Guzelian Jeffrey, Barwick Joyce L, Hunter Lawrence, Phang Tzu L, Quattrochi Linda C, Guzelian Philip S
Department of Medicine, University of Colorado, Boulder, Colorado 80262, USA.
Toxicol Sci. 2006 Dec;94(2):379-87. doi: 10.1093/toxsci/kfl116. Epub 2006 Sep 22.
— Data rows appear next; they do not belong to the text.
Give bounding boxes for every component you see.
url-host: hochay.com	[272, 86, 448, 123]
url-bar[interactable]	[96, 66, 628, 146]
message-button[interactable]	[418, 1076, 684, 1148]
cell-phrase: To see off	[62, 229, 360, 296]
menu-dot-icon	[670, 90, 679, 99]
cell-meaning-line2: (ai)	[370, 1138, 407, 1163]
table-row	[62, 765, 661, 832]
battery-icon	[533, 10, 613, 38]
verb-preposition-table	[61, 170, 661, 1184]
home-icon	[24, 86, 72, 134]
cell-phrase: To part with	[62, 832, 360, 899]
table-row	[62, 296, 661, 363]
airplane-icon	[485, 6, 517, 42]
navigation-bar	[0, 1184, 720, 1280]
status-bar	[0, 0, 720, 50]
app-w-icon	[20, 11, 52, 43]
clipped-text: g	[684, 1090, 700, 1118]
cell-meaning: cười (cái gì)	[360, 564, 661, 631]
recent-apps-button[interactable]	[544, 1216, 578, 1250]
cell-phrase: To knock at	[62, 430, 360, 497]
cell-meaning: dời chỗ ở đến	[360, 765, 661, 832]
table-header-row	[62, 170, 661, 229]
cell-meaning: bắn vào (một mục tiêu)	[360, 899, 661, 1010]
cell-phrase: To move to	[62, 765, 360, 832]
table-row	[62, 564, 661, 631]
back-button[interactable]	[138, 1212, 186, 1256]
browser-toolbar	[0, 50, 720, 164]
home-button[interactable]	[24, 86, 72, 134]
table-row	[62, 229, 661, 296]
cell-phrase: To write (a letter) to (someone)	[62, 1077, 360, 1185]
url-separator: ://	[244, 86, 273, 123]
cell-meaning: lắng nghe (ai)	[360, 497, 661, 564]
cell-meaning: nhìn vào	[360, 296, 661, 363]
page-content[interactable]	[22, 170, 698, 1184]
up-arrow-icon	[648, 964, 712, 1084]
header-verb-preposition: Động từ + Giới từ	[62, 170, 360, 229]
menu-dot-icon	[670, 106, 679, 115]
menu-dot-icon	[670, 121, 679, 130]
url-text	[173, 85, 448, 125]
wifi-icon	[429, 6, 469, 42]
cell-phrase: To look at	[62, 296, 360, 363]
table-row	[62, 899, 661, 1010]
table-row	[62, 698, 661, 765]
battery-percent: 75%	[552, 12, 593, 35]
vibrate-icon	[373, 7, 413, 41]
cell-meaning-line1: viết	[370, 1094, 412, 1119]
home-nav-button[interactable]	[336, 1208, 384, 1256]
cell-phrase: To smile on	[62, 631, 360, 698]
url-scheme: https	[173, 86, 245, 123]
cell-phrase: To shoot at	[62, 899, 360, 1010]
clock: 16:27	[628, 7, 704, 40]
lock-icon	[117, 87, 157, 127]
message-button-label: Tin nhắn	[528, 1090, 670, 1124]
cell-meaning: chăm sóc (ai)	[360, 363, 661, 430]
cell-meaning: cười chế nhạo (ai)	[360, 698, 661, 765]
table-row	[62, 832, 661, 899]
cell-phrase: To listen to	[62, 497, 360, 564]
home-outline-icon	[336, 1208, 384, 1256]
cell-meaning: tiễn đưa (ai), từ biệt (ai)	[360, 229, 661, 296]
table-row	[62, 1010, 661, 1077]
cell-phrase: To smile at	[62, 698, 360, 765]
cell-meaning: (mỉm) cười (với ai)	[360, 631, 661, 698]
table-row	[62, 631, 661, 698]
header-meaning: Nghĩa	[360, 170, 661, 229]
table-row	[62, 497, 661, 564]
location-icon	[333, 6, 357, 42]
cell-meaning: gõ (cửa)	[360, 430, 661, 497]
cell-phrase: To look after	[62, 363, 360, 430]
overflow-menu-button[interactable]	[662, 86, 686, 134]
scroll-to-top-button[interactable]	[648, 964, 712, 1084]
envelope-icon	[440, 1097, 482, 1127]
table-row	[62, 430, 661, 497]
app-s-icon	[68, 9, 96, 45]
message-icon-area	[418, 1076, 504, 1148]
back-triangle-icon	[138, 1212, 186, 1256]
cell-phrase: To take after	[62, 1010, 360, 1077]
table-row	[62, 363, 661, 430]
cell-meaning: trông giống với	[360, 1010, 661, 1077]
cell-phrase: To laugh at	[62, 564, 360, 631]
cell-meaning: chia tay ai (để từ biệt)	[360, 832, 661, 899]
Mammalian liver contains a pregnane X receptor (PXR, NR1I2), which binds drugs and other xenobiotics, and stimulates (or suppresses) expression of numerous genes involved in the metabolic elimination of foreign compounds and some toxic endogenous substances. In the present study, we used microarray analysis to identify genes whose expression in rat liver was significantly altered by pregnenolone 16alpha-carbonitrile (PCN) treatment. PCN is a synthetic steroid that induces cytochrome P4503A expression and is hepatoprotective by increasing resistance to subsequent stressful insults. Significant induction was seen for 138 genes while expression of 82 genes was significantly repressed. We found induction of genes known to be induced by PCN, such as enzymes involved in drug metabolism and transport. In addition, many genes were differentially expressed whose functions concerned intracellular metabolism, transport of essential small molecules, cell cycle, and redox balance. Our results support the idea that the domain of PXR-controlled gene networks may be even more extensive than currently thought and may extend to functions apart from xenobiotic metabolism.
哺乳动物肝脏含有孕烷X受体(PXR,NR1I2),该受体可与药物及其他外源性物质结合,并刺激(或抑制)众多参与外源化合物和一些有毒内源性物质代谢消除的基因的表达。在本研究中,我们使用微阵列分析来鉴定其在大鼠肝脏中的表达因孕烯醇酮16α-腈(PCN)处理而发生显著改变的基因。PCN是一种合成类固醇,可诱导细胞色素P4503A的表达,并通过增加对后续应激性损伤的抵抗力而具有肝脏保护作用。138个基因出现显著诱导,而82个基因的表达被显著抑制。我们发现了已知可被PCN诱导的基因的诱导情况,例如参与药物代谢和转运的酶。此外,许多功能涉及细胞内代谢、必需小分子的转运、细胞周期和氧化还原平衡的基因存在差异表达。我们的结果支持这样一种观点,即PXR控制的基因网络的范围可能比目前认为的更为广泛,并且可能扩展到除异源物质代谢之外的功能。